The 1989-1990 CML annual report also stated the government was “content to leave the mortgage market alone and there has been no significant government intervention”. It is safe to say times have changed in this area.

Over the years, the CML has been a key stakeholder in the development of affordable housing schemes, an evolving regulatory landscape and shared good practice.

These changes have meant the mortgage industry is certainly wiser and more experienced than it was 25 years ago (with some scars to prove it).

Partly due perhaps to the two housing slumps, in the early 1990s and following the financial crisis of 2008, there has been significant regulatory intervention mainly in the last decade to make the market more stable and attuned to the rest of the economy.

 

 

 

The Mortgage Code

In 1997, the CML introduced the voluntary Mortgage Code complementing the Banking Code to bring in consistent practices on mortgage selling and administration.

It then lobbied for the code to be superseded in 2004 by statutory regulation under the Financial Services Authority’s mortgage conduct of business (MCOB) rulebook.

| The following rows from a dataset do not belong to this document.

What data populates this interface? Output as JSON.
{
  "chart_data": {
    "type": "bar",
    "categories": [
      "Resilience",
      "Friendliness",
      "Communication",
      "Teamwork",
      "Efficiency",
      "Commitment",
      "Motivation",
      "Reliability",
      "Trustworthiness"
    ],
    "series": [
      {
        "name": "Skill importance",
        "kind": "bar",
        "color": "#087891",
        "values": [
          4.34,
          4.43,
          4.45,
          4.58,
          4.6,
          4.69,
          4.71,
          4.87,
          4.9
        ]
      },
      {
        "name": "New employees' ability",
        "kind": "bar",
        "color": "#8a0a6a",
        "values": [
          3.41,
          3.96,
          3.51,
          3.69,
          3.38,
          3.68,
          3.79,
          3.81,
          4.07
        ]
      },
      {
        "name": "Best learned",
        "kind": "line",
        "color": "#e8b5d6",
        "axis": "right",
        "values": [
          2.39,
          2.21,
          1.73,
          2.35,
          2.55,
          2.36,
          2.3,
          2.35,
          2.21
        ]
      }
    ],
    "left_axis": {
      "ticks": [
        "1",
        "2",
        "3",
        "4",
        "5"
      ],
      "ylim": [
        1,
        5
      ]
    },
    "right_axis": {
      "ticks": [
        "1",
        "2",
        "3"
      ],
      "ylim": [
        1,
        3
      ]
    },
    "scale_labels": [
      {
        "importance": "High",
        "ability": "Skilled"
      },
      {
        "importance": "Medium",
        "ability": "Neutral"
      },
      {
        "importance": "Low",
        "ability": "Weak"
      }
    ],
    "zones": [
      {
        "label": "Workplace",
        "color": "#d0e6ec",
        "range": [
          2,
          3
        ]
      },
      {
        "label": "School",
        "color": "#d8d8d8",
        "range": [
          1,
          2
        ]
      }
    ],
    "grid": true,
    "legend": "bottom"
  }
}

This required firms to lend within a responsible framework and provide more information to borrowers upon application.

Those powers were extended in 2007 to include home reversion plans. Then, in April this year we saw the implementation of the Mortgage Market Review (MMR), introducing a plethora of new regulatory requirements including interest rate ‘stress tests’ and affordability requirements, and advice for borrowers as the default service level.

And we are now heavily involved in discussions about implementation of a European Directive that will have a major impact on the market in the next few years.

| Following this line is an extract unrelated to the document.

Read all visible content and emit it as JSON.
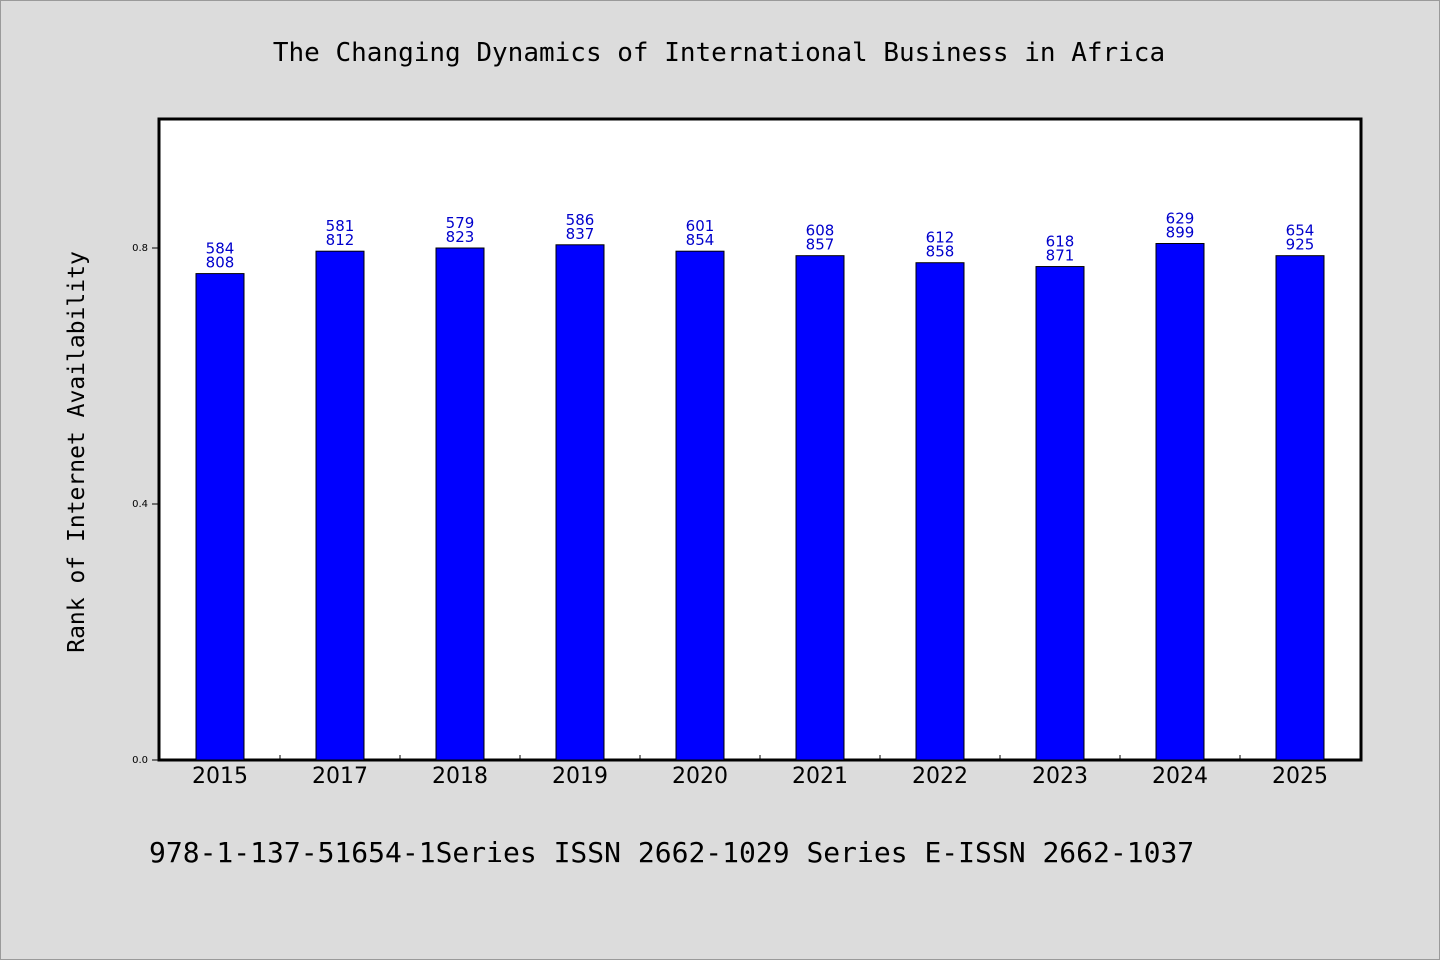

Alongside a much more regimented regulatory framework, another significant theme running through the past 25 years has been the question of how mortgage arrears and possessions should be handled.

Early in the CML’s history, a downturn in the market resulted in 0.77% of all mortgaged properties being repossessed in 1991. During the recent downturn, repossession numbers peaked at 0.43% in 2008. There has been a steady decline since, with a repossession rate of 0.26% of all loans in 2013.

This difference is partly the result of a concerted effort by the CML and individual lenders to improve practices and help achieve better outcomes when payment problems occur. The past six years of successfully keeping arrears down have created a strong template which will continue to be developed further, especially with expected interest rate rises over the next few years.

We have been at the forefront of change over the last 25 years in all these areas. Looking ahead, the CML will continue to be a voice for the industry in the media. We will continue to publish and expand upon the data we provide to stakeholders, to organise events that highlight the best ideas in our industry and to continue to be involved in the political and regulatory debate around the mortgage market.